A system designed in the early industrial era to serve an expanding American population now runs into a global disruption with no obvious master remedy. The statement describes the predicament for electric utilities that need to run their perfectly reliable networks on sun, wind and water. It also describes the American economy as it sheds millions of jobs, some permanently, after broad public-health shutdowns. Macky McCleary, who directs energy, telecommunications and infrastructure for consulting firm Guidehouse, says that economics make the energy transition inevitable while politics make it fragile. Utilities figure to benefit from capital provisions that stoke the economic recovery- if and only if the federal government can coordinate that recovery in a way that provides for public safety and retraining.
CEFF: What has changed the prospects for grid modernization, broadly, during the Covid crisis?
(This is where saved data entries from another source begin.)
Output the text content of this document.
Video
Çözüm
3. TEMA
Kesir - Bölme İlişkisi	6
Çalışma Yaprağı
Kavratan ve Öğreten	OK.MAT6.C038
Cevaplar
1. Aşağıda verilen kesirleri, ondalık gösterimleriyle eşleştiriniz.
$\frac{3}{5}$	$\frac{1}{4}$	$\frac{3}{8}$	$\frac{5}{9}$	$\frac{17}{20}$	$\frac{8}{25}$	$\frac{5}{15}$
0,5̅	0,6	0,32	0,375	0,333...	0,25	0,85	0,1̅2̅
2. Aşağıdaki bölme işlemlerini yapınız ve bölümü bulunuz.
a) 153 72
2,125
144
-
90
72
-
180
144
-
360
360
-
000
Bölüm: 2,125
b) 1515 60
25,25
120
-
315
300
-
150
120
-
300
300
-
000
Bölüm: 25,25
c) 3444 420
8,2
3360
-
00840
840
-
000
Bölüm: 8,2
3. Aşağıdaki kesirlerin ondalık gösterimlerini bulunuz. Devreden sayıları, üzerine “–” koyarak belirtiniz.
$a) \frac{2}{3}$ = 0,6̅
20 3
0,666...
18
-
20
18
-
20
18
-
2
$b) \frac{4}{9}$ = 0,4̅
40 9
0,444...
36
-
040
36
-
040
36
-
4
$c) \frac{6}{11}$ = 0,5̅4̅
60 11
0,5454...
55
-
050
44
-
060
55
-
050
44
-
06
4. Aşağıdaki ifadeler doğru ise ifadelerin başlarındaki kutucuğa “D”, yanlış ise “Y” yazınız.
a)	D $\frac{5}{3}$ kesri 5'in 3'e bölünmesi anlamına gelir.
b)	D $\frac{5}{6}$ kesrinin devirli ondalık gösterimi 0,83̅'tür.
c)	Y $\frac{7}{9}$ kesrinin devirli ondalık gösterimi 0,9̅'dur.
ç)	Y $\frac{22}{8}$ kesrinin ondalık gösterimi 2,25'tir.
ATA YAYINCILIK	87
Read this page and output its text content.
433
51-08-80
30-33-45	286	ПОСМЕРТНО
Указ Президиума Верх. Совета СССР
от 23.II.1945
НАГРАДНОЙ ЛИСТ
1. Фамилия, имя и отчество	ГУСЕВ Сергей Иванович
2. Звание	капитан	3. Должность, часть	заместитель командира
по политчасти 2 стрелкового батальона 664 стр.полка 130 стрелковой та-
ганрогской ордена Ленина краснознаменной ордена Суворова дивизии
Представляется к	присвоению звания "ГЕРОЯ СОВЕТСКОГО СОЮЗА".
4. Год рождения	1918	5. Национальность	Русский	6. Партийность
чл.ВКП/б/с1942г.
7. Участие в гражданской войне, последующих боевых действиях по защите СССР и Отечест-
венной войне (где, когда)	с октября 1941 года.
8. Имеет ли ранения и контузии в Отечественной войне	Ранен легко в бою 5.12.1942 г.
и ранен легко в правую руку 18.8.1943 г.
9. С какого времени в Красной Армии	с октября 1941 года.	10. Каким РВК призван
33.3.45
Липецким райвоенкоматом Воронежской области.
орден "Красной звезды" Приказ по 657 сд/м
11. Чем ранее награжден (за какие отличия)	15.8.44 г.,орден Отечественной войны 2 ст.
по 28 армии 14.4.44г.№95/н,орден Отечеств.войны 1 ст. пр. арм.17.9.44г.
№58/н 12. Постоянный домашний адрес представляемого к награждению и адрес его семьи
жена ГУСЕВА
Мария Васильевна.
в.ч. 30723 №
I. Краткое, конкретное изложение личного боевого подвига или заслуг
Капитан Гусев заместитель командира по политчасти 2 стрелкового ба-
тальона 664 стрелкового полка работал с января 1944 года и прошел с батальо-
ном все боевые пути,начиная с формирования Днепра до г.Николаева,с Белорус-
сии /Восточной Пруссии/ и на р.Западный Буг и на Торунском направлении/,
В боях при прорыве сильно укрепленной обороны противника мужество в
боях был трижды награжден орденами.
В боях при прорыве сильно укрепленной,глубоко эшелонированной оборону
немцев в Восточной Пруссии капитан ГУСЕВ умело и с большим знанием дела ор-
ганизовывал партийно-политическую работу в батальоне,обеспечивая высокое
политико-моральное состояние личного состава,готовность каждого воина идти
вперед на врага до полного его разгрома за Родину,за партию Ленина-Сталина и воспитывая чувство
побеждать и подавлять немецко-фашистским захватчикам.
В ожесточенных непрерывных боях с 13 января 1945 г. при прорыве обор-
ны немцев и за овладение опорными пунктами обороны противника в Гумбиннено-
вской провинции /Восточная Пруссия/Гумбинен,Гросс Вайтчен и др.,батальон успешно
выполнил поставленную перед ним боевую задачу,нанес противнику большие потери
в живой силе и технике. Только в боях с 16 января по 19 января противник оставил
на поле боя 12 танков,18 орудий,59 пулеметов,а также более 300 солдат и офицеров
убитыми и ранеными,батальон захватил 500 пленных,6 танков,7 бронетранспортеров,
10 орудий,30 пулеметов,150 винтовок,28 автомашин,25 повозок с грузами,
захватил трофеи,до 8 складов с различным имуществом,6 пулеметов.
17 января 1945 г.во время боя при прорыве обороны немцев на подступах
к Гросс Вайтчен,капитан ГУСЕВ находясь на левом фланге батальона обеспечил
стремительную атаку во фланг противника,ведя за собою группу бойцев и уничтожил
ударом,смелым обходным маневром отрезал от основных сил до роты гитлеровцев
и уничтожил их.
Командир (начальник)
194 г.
McCleary: I'm not sure there has been a huge change. The entire utility regulatory system is designed not to innovate. It was designed in the early 20th Century around this radical concept that every person in the United States had the right to electricity, ubiquitous and at a low price. Everything points in that direction, including engineering- the engineering is insane as it seeks reliability [That means] there is significant impediment to any kind of new technology. Ultimately reform factors will win because the new system is better. The crisis may slow things down because there's less revenue to go around- and with revenue drops you'll see less investment. On the other hand, maybe innovation provides a way for utilities to get earnings. You may see accelerated adoption of electric vehicles, especially in Europe.
CEFF: What's the outlook for job losses and subsequent job growth in the industries you follow? How does this vary by region? What, if anything, can we generalize about a timeframe for job losses, disruption, reinvention and recovery?
McCleary: I'm primarily focused on elecricity, energy and telecom. The areas of greatest risk are in the mobility space because a lot of people are not buying cars. When people aren't driving, charging companies also don't have revenue- though Chargepoint has diversified. And automakers are going to struggle. Already they run on a very small profit margin: you put one small [disturbance] in their system and it blows up. Now, the amount of government support and stimulus needed to maintain the restaurant industry is an order of magnitude higher than what we're looking at today. That lack of recovery affects consumer demand. And your return to normalcy in the near term is dependent on [Covid-19] test availability. Presuming a federal government doesn't exist, which in the United States it doesn't right now, you need states doing 5-10x of what the best states are doing.
CEFF: In that context, what is the long-term bull case for grid modernization anywhere?
McCleary: Grid modernization proceedings have not stopped - things that stop those are politics and commissions. Because we've crossed the threshold of cheaper renewables, there will be very good policy reasons to accelerate adoptions. It's just really hard to say no to solar at one cent per kilowatt-hour, or winter peaking wind at five cents per kilowatt hour. It's just silly. There should be large amounts of capital investment, also, in construction. Grid modernization will benefit. The challenge is that chefs and waiters will have to retrain to be utility linesmen and transmission workers. That requires the Federal government to be working, which it's not. The biggest impediment is in my view political. It's a challenge we will rise to.
CEFF: How so?
McCleary: We have gridlock because there's still delusion about normalcy being around the corner- when that delusion goes away, action will be required. The need for spend will ramp up, especially after the rollout of a vaccine.